Gerry Marolla, deputy assessor at BC Assessment Vancouver Island region, said the authority is following prevailing laws as passed by the Tsawout First Nation. Marolla said BC Assessment is aware that Central Saanich properties are not fee-simple. “But it doesn’t matter, because their laws say that we have to do that. So we value it as fee simple off reserve and we have to value the land associated with their units. So they get assessed for their improvements, plus they get assessed for the land.”

Bill Dawson, manager of First Nations Customers with BC Assessment, said that Tsawout First Nation is a signatory of the federal Financial Management Act, which allows the band to implement taxation laws, subject to approval from the First Nations Tax Commission. The federal commission’s provisions mirror provincial law, so even if Tsawout First Nation were to opt out of the Financial Management Act, provincial legislation would still apply, said Dawson.

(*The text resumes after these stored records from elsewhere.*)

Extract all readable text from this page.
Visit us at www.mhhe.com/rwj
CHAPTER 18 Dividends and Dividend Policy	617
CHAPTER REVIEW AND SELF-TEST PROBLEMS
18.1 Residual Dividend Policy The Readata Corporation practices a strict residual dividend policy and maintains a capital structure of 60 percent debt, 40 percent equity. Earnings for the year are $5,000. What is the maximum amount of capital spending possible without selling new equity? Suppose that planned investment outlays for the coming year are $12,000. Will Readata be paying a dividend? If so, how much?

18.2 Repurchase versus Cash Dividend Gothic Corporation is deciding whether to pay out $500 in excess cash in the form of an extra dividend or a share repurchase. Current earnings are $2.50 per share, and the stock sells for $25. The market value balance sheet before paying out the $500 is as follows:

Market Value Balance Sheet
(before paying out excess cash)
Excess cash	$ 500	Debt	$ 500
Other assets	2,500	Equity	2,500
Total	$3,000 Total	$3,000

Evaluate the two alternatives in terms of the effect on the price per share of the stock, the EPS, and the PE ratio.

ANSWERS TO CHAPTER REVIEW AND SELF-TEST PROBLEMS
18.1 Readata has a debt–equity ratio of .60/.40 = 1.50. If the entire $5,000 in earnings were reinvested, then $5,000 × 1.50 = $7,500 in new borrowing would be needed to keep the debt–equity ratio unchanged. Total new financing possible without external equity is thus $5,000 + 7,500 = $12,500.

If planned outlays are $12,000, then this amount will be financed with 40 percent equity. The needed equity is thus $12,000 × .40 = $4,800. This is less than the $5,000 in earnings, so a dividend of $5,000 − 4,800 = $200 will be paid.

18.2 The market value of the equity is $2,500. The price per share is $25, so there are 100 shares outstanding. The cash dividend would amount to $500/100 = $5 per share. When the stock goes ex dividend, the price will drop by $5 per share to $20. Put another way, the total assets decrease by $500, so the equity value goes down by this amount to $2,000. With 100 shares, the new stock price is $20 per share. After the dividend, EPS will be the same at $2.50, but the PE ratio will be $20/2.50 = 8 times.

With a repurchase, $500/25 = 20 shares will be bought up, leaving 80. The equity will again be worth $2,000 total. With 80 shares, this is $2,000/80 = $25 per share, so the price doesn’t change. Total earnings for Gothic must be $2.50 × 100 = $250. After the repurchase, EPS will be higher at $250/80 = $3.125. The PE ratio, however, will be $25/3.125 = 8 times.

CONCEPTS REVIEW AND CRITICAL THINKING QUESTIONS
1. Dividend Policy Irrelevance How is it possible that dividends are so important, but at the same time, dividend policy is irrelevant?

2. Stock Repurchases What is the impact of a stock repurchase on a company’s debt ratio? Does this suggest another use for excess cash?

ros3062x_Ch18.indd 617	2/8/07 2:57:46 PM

Dawson acknowledged that lease arrangements vary across First Nations communities.

“If BC Assessment or the assessment service provider was required to assess the actual interest that existed on reserves, it would be a far more difficult exercise,” he said. “So instead of trying to do that exercise, we assess them based on an even playing field, because at the end of the day, this is about sharing the tax burden of the required revenue that needs to be generated.” Whether you have two properties side-by-side, one with a 99-year-lease, the other with a five-year-lease, the services for each really cost the same amount, said Dawson.

Another issue that irks the Country Park Village residents is the fact that their assessments are going up, even though assessments for Central Saanich as a whole have stagnated.

Marolla said it is not as simple as it sounds. “We are looking at the market value of properties [in any given year]. Yes, Central Saanich didn’t go up, Sidney went up, North Saanich…either stayed flat or went down slightly,” he said, adding that the Saanich Peninsula is a desirable location.

Dawson said every assessment role is independent of the year previous. “It is based on the sales evidence that existed in the previous year,” he said. “The market is fluid, the evidence changes every year.”

So what do the residents plan to do? Lidgate said a number of residents plan to file appeals, but if last year’s successful appeal offers any evidence, the process is complex and can be discouraging, especially for individuals who might not have the technical skills. With no guarantee of a successful appeal, many residents will face financial hardships under the higher assessments.

RELATED: James Island off Sidney lost value, but remains most valuable on Vancouver Island

Residents can appeal within 60 days of receiving their assessment notices.

Lidgate said some 70 of the 177 homes in the park filed appeals last year and the assessment review board eventually reduced the assessment on the land by 30 per cent.

Comments from Marolla, however, suggest dissatisfaction with that outcome.

“The assessment review board, which hears complains for Tsawout First Nation, rendered an opinion on Country Park, which in all honesty was inconsistent with the way we treated other properties,” he said.

For example, he pointed out the review board gave all residents a break because of light pollution stemming from nearby highway billboards, regardless of where they lived in the park.

The board also considered location and the lack of amenities in its review.

“So when we set the role, we staggered the light pollution [adjustment] from the residents that were the worst affected to the least affected,” he said. “All the other adjustments that the board adjudicated were applied. The only one we varied was the adjustment for light pollution. That is the long and short of it.”